WE ARE ALL reflections of EACH OTHER
We are all here to help each other remember. We serve as reflections of each other to help each other learn & remember. Anytime someone is triggering you, how can you reflect that back on yourself? If someone is making you angry, can you see how maybe there are some things you need to heal about yourself? When the state of the world is in chaos & disarray (as it feels now) how can you turn that back on yourself and reflect how you participate in the system? What things can you heal in yourself to help heal the world? If we all took the responsibility to heal ourselves first before pointing fingers at other people, this world would be a much better place.
In this way it is actually SELFLESS to be SELFISH and focus on yourself first. We all have a part to play in changing the world.
mAY WE SPREAD THE LIGHT BY EMBODYING THE LIGHT
I’ve felt for a long time but now it is confirmed within me that I am a lightworker who CHOSE to come back to earth to help others be reminded of the light.
My human mind automatically jumps to – well what does that mean? What do I do? How do I help? And I realized that I can help others wake up to the magic of their soul and be reminded of the light by embodying the light.

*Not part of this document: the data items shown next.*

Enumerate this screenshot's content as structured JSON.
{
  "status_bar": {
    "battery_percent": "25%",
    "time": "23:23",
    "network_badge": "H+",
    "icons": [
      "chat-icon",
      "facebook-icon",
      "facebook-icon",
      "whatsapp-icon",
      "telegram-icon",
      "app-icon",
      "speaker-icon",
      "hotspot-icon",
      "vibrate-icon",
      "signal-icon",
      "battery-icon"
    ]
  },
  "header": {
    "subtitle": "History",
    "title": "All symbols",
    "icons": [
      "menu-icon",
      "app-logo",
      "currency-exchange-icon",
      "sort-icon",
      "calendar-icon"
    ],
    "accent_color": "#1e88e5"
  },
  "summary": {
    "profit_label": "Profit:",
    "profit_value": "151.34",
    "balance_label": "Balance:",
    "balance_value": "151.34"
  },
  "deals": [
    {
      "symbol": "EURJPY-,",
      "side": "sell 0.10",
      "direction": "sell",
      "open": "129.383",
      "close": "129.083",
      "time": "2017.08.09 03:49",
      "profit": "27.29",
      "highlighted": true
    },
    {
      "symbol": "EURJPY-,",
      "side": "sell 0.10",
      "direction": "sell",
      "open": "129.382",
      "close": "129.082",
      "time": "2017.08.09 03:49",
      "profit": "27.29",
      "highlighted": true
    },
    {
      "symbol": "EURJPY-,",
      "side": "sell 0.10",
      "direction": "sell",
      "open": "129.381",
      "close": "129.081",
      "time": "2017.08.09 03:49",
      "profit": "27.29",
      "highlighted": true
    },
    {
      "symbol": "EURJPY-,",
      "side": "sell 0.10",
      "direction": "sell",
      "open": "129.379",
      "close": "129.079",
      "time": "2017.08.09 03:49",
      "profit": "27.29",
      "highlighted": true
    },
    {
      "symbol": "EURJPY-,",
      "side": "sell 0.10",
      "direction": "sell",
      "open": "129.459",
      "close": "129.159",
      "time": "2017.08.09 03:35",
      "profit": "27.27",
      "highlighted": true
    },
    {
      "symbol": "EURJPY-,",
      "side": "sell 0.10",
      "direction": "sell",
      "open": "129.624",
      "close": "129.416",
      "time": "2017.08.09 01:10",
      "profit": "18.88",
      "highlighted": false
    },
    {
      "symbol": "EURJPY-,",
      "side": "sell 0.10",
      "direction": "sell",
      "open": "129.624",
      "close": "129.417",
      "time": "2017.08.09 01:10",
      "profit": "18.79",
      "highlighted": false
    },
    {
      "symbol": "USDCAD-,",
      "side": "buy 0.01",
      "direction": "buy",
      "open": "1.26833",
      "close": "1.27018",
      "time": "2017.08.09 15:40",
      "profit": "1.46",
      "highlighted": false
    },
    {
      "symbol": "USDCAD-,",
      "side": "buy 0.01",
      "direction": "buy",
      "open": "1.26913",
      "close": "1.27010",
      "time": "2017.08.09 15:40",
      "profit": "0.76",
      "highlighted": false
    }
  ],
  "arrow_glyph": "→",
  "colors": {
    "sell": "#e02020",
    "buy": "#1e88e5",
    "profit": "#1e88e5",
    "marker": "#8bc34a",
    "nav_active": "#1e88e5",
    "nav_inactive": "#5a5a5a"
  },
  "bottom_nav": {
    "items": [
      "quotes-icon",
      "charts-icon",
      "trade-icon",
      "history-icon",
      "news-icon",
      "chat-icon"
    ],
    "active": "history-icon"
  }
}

That means I focus on my sacred practices to connect me to the divine on the daily and shine my light so fiercely that it inspires and gives them permission to shine theirs as well. I am here to help inspire.
In other words, I get to be so authentically ME that it will inspire and impact others to be so authentically THEM. We all have a role to play. We all have a purpose. We all have a reason for being here.
The biggest way you can help and serve this planet and your fellow human beings is by aligning with YOUR best self and fulfill the role that YOU came here to do. This is a lifelong journey for most and that is okay.
As long as you are walking the path, then you are doing the work.
Follow your highest joy/excitement
How do you walk the path? You follow the things that lights you up. The things that you desire, that inspire you, that make you feel good and joyful are not accidental.
They are the guideposts on the roadmap to your highest self.
Pay attention to what stirs something in your heart and soul. You are meant for it, no questions about it. If that means spending time in nature, then do it. If that means writing poetry, then do it. If that means watching the sunset, then do it. Life is about learning to tune into your intuition and doing what feels right for YOU, no matter what anyone else is doing.
That is how you walk your own unique path.
And with that, I’ll leave it here. If you’ve had experience with plant medicine or are feeling the call, I’d love to hear about it! I hope you enjoyed reading mine.